Is the Fed Asleep at the Wheel?

Jason McDonald talks about whether the US is sleep-walking into a banking crisis, and if the Fed has any idea.

The Fed might be unaware of looming issues in the banking sector. Both the ECB and the Fed talk about stable banking conditions, but beneath the surface in the US, there’s a mix of weak regulation and strange incentives.

It’s fair to question if authorities are too relaxed or if there’s more trouble brewing behind the scenes. Some big banks have already failed, hinting this might just be the start.

A recent survey on bank lending practices came out, giving us more insight. Looking back, big world recessions often stemmed from wars, pandemics, or banking crises. Whenever there’s a banking crisis, global GDP per person tends to drop by about 4%.

There’s a pattern: after banking crises, banks tighten lending rules. This mostly affects small businesses, as seen in a chart comparing bank usage of the Fed’s help and the tightening of lending standards.

When banks become more cautious, small businesses lose confidence. This leads to less optimism and eventually job cuts, as shown in another chart correlating loan availability with unemployment claims.

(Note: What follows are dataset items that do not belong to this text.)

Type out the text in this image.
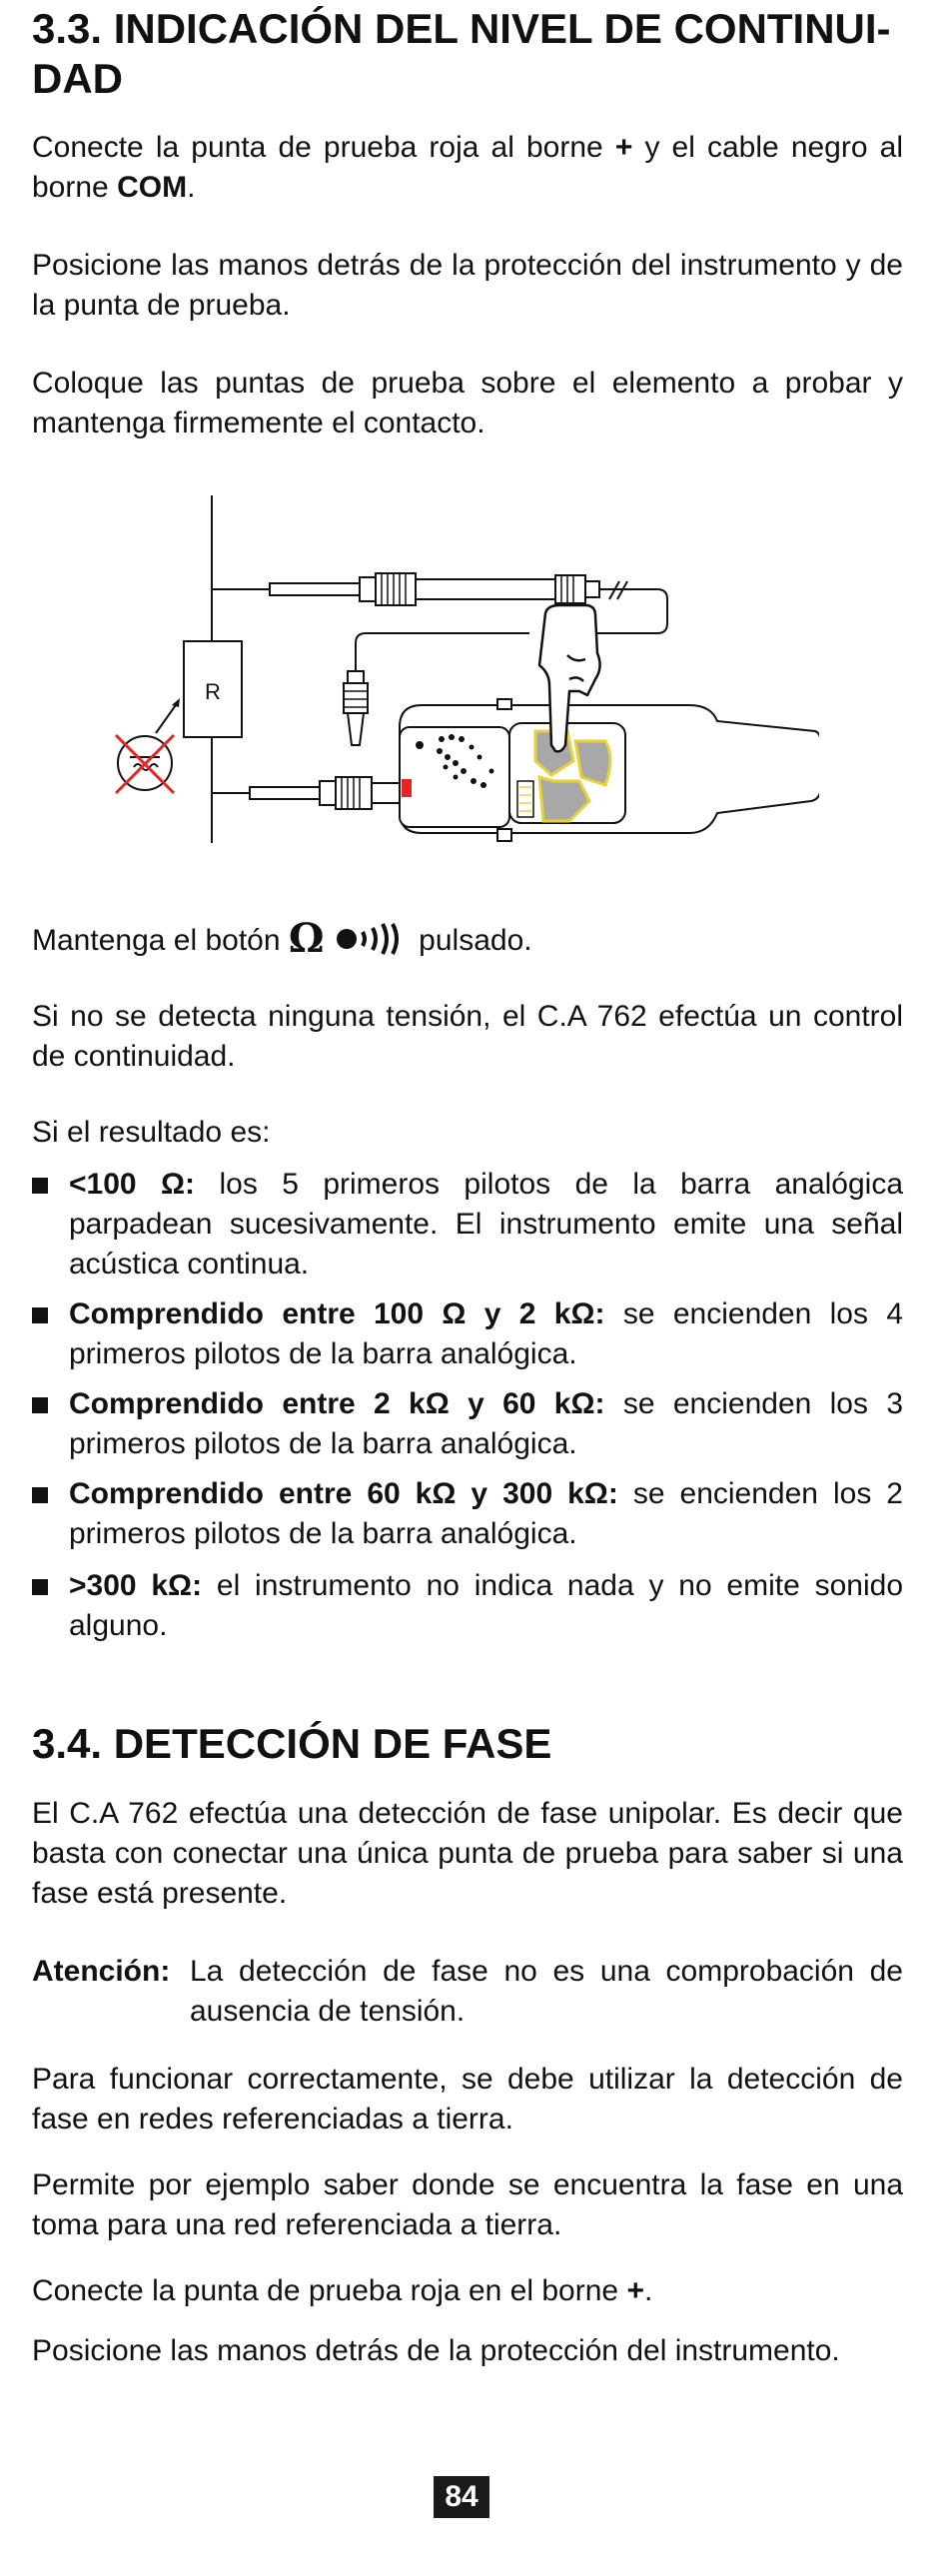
3.3. INDICACIÓN DEL NIVEL DE CONTINUI-
DAD

Conecte la punta de prueba roja al borne + y el cable negro al borne COM.

Posicione las manos detrás de la protección del instrumento y de la punta de prueba.

Coloque las puntas de prueba sobre el elemento a probar y mantenga firmemente el contacto.

R

Mantenga el botón Ω	pulsado.

Si no se detecta ninguna tensión, el C.A 762 efectúa un control de continuidad.

Si el resultado es:

<100 Ω: los 5 primeros pilotos de la barra analógica parpadean sucesivamente. El instrumento emite una señal acústica continua.
Comprendido entre 100 Ω y 2 kΩ: se encienden los 4 primeros pilotos de la barra analógica.
Comprendido entre 2 kΩ y 60 kΩ: se encienden los 3 primeros pilotos de la barra analógica.
Comprendido entre 60 kΩ y 300 kΩ: se encienden los 2 primeros pilotos de la barra analógica.
>300 kΩ: el instrumento no indica nada y no emite sonido alguno.
3.4. DETECCIÓN DE FASE

El C.A 762 efectúa una detección de fase unipolar. Es decir que basta con conectar una única punta de prueba para saber si una fase está presente.

Atención: La detección de fase no es una comprobación de ausencia de tensión.

Para funcionar correctamente, se debe utilizar la detección de fase en redes referenciadas a tierra.

Permite por ejemplo saber donde se encuentra la fase en una toma para una red referenciada a tierra.

Conecte la punta de prueba roja en el borne +.

Posicione las manos detrás de la protección del instrumento.

84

The aftermath of banking crises is consistent: stricter lending and less risk-taking. Small businesses suffer the most, and they’re vital for American job creation.

Less credit available means more job losses for businesses. Most real estate lending comes from banks with less than $250 billion in assets. High office vacancy rates at the end of last year hinted trouble, and now commercial real estate is expected to suffer.

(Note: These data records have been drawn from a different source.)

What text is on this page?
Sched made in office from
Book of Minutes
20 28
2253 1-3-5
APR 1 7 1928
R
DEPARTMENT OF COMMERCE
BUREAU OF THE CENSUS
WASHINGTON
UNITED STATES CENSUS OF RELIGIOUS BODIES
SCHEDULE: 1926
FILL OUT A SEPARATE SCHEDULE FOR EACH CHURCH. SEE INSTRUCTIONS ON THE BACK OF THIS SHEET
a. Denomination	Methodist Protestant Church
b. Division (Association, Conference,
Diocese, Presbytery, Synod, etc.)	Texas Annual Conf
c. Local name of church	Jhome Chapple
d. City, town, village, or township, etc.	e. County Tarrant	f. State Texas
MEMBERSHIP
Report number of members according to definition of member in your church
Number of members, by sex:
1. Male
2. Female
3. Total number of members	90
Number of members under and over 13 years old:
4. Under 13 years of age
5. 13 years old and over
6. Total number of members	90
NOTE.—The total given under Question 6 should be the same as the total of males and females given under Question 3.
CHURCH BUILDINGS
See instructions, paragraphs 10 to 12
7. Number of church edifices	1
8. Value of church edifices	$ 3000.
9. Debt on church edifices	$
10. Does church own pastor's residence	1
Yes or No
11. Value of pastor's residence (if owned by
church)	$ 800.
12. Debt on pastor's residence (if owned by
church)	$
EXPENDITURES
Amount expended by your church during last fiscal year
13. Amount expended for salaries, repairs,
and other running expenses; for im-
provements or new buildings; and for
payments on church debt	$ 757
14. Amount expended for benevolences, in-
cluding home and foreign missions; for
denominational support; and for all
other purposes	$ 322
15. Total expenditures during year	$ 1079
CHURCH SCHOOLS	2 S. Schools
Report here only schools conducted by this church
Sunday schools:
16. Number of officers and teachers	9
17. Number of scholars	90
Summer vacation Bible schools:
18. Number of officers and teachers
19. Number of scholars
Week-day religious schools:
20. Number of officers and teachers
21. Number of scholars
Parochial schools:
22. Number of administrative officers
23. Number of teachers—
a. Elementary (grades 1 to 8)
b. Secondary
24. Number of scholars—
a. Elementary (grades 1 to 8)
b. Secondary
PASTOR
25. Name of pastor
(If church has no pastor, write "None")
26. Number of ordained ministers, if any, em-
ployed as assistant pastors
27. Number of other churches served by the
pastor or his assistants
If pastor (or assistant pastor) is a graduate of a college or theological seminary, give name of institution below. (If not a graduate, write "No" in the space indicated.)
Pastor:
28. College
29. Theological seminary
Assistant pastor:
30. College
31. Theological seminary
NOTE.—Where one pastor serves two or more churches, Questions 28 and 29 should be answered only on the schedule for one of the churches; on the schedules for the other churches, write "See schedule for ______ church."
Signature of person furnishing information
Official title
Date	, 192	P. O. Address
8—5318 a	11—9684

Smaller banks don’t have to follow strict liquidity rules like larger ones. They can invest in riskier assets for higher returns. Despite having sizable balance sheets, they’re not considered small banks.

Unlike Europe, the US lacks proper stress tests for interest rate risks. Small banks have stepped up their lending, filling the gap left by stricter regulations on big banks. Their share of total loans and GDP has risen significantly.

The recent survey on bank lending shows a negative trend across all loan types. Banks are tightening standards and seeing weaker demand due to economic uncertainty and higher costs.

Loan terms are getting stricter, and banks are lending less. The charts illustrate this trend for various loan categories, indicating a challenging lending environment.

Looking ahead, banks expect to further tighten standards, citing concerns about loan quality and collateral values. Mid-sized banks are particularly cautious, foreseeing tougher lending conditions.

This paints a bleak picture for the economy, especially for the banking sector, suggesting more challenges ahead.